Бестарка, сгрузившая зерно, возвращалась в поле. Ребята ввалились в нее и понеслись. Никогда не предполагал Сережа, что лошади могут мчаться с такой ужасающей быстротой. Спустившись с косогора в балку, по дну которой кустились невысокие камыши, бестарка вынеслась на пологий склон частично убранного пшеничного клина, навстречу комбайну — той самой машине-мухе, которой Сергей только что любовался издали.
Комбайн ходко врезался в стену густого высокого хлеба и точно смахивал его своей вертящейся мельницей.
Машина поразила Сережу. На высоком открытом мостике, у штурвала, стоял рулевой. Время от времени он давал сигналы трактористу, и тот ускорял или замедлял ход, брал левее или правее.
Возле камеры, на площадке в конце комбайна работала копнильщица. Сергей узнал ее — она была вчера на току, среди ужинающих вместе с водителями. Она уминала солому и ровно распределяла ее по всей камере, а затем, открыв дно и заднюю стенку камеры, выбрасывала копну соломы на стерню. Зерно оставалось где-то в машине. В то время как штурвальный вел свой тарахтящий корабль, второй — он, оказывается, и был старшим — возился с чем-то, стоя на боковом мостике.
В левой части комбайна выдавался длинный брезентовый рукав. Это была выгрузная труба. Возчики на ходу опускали рукав в свои бестарки, и зерно, мягко пыля, доверху наполняло их. Кони побаивались машины, и возчики с трудом соразмеряли ход повозок с ходом комбайна.
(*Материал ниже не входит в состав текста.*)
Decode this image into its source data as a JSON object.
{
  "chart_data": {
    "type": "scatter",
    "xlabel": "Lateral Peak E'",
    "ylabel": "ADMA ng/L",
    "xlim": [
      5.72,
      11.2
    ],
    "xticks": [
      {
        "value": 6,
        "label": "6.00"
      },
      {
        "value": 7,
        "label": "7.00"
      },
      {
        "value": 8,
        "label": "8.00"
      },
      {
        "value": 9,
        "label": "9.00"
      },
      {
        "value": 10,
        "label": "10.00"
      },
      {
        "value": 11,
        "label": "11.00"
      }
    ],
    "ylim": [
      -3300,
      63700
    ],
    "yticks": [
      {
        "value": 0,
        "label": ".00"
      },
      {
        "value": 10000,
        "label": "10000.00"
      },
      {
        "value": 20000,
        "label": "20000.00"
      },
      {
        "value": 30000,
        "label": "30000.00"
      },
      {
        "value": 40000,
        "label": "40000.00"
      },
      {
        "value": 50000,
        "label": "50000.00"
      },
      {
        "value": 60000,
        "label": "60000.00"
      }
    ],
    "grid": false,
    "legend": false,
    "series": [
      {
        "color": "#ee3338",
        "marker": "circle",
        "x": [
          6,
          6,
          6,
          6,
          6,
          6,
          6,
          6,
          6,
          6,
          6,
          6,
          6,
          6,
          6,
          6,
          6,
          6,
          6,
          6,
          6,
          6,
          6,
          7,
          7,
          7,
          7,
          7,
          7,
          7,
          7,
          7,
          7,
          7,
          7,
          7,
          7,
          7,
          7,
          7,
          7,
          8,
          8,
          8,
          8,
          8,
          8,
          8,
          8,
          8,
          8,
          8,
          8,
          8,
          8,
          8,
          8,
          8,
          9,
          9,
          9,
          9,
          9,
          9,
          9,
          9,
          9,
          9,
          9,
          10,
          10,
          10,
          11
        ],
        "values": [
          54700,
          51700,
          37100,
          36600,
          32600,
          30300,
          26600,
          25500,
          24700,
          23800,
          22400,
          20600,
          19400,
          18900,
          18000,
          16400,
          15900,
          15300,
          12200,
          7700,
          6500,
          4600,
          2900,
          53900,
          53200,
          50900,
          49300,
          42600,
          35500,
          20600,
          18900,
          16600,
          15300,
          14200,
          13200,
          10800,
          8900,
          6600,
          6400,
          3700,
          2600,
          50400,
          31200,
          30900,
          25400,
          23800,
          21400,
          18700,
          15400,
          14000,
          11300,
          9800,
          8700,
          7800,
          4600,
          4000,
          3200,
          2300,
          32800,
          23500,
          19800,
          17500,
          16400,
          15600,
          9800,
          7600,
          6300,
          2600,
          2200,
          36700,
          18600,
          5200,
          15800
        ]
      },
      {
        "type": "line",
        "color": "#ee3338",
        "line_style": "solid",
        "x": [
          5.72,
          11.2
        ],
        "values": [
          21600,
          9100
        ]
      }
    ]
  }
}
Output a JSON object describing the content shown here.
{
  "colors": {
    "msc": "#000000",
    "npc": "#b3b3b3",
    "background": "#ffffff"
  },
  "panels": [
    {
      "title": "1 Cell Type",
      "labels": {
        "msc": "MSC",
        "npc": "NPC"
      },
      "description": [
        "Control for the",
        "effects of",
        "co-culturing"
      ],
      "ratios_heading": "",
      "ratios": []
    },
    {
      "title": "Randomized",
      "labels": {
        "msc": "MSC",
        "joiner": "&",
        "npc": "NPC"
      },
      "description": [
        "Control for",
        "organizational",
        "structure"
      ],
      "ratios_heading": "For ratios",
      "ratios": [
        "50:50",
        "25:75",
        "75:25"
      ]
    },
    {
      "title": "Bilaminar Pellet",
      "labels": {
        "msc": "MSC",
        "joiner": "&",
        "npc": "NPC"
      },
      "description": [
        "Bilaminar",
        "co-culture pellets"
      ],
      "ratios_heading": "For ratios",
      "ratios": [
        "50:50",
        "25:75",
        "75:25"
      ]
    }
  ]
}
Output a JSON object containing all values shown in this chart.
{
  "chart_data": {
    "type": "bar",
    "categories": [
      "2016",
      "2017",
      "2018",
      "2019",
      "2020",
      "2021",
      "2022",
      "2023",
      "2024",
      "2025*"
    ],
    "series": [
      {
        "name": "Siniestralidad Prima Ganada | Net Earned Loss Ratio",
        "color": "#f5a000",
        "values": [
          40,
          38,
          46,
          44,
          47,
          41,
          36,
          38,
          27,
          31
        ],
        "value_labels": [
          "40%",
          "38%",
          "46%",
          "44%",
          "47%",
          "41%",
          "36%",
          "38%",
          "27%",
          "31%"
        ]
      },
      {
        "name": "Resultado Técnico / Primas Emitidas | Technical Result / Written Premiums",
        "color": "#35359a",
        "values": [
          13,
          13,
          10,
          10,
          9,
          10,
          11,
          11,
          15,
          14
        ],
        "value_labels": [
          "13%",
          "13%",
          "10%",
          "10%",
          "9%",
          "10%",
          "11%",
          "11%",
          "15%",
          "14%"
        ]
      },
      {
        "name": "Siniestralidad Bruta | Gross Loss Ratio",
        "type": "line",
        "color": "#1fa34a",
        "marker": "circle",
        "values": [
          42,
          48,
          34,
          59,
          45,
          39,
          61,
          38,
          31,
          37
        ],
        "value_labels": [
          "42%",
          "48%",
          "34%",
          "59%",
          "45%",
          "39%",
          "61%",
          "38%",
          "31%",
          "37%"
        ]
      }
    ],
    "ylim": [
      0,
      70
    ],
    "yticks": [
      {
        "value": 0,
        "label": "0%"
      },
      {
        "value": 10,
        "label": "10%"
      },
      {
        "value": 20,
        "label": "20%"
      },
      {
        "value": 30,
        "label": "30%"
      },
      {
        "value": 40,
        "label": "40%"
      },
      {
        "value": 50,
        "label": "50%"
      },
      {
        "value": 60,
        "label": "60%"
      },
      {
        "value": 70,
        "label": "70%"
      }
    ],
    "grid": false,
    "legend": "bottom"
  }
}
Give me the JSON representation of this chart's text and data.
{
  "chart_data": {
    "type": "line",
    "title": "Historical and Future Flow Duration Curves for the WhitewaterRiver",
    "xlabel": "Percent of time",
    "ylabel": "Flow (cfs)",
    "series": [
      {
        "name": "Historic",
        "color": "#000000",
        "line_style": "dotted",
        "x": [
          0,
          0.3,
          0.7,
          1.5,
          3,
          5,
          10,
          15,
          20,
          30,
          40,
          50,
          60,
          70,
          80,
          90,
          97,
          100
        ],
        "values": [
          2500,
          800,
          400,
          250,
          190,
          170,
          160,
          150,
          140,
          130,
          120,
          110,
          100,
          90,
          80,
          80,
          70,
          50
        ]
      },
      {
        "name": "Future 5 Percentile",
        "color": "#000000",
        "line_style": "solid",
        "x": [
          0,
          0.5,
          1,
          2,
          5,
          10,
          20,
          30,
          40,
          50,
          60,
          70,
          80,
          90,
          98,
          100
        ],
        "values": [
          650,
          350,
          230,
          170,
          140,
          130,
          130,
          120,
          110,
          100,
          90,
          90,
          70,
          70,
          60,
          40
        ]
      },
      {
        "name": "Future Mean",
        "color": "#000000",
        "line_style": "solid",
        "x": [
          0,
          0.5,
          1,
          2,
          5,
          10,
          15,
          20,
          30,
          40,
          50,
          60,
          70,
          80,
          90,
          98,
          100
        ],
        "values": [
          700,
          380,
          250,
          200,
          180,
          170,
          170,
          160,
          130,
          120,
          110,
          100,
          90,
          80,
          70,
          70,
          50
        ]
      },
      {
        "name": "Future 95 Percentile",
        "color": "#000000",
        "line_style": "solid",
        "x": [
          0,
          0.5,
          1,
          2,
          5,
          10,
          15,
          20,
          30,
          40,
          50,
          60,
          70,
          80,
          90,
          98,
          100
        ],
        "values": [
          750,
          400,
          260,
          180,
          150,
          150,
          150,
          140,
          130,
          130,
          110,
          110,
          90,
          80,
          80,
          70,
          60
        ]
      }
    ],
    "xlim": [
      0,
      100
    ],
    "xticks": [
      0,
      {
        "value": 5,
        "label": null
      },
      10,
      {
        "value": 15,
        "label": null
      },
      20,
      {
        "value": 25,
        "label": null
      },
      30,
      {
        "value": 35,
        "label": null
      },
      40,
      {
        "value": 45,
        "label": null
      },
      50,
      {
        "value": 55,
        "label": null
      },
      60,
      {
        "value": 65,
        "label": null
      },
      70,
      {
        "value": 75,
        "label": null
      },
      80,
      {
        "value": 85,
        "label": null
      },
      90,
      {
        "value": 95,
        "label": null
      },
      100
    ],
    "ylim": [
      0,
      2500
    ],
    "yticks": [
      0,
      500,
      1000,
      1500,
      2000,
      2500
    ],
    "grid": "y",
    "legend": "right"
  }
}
Алексей Иванович Гончарук, о котором вчера спорили, хорошо или дурно он убирает, приветствовал ребят взмахом руки.
— Алексей Иваныч! — прокричал Бабенчиков комбайнеру, когда подвода поравнялась с комбайном. — У Муси первое место! Первое, первое! — показал он еще руками, и Гончарук кивнул головой, что он понял его, хотя было ясно, что он ничего не мог разобрать.
Ребята, разделившись на тройки, наметили себе полосы.
— Стань за хедером, будешь крайним правым! — приказал Сергею Бабенчиков.
— За хедером? — испуганно переспросил Сережа, но Бабенчиков уже показывал, куда именно ему стать.
Зина Чумакова, ни о чем не расспрашивая, приступила к работе. Она шла, перегнувшись надвое, едва не касаясь земли своими косичками, и обеими руками быстро и ловко, как курица, разгребала стерню. Сергей стал делать то же самое. Чумакова поднажала, и расстояние между ними увеличилось.
Идти, согнувшись, было очень трудно. Палец и вся рука ныли немилосердно, и очень жгло голову. Тюбетейка не спасала от солнца. Кроме того, никаких колосков не попадалось. Боясь, что он просто не замечает их, Сергей терял много времени на копанье в стерне и все больше и больше отставал от своей тройки.
Скоро неясные круги заходили в глазах Сергея, и он стал чаще разгибаться, чтобы отдохнуть, хотя отлично понимал все неприличие своего поведения. Когда, скажем, ползут в атаку, никто ведь не отдыхает, не разминается, это же ясно.
Зерновозки то и дело подъезжали к комбайну и на ходу ссыпали зерно из его бункера через широкий шланг. Толстая Пашенька, за которой вчера вечером ухаживал Вольтановский, стоя на боковой площадке, следила за ходом зерна. Ее смеющееся лицо сегодня было повязано платком, и казалось, что она забинтована. Она покрикивала на возчиков и даже на комбайнера, спрыгивала с комбайна наземь и сама оттягивала в сторону коней или бралась за вожжи, чтобы соразмерить ход комбайна с ходом подвод. Ей, как и Мусе, наверное, казалось, что хлеб убирается плохо, и она искала случая придраться к любому пустяку.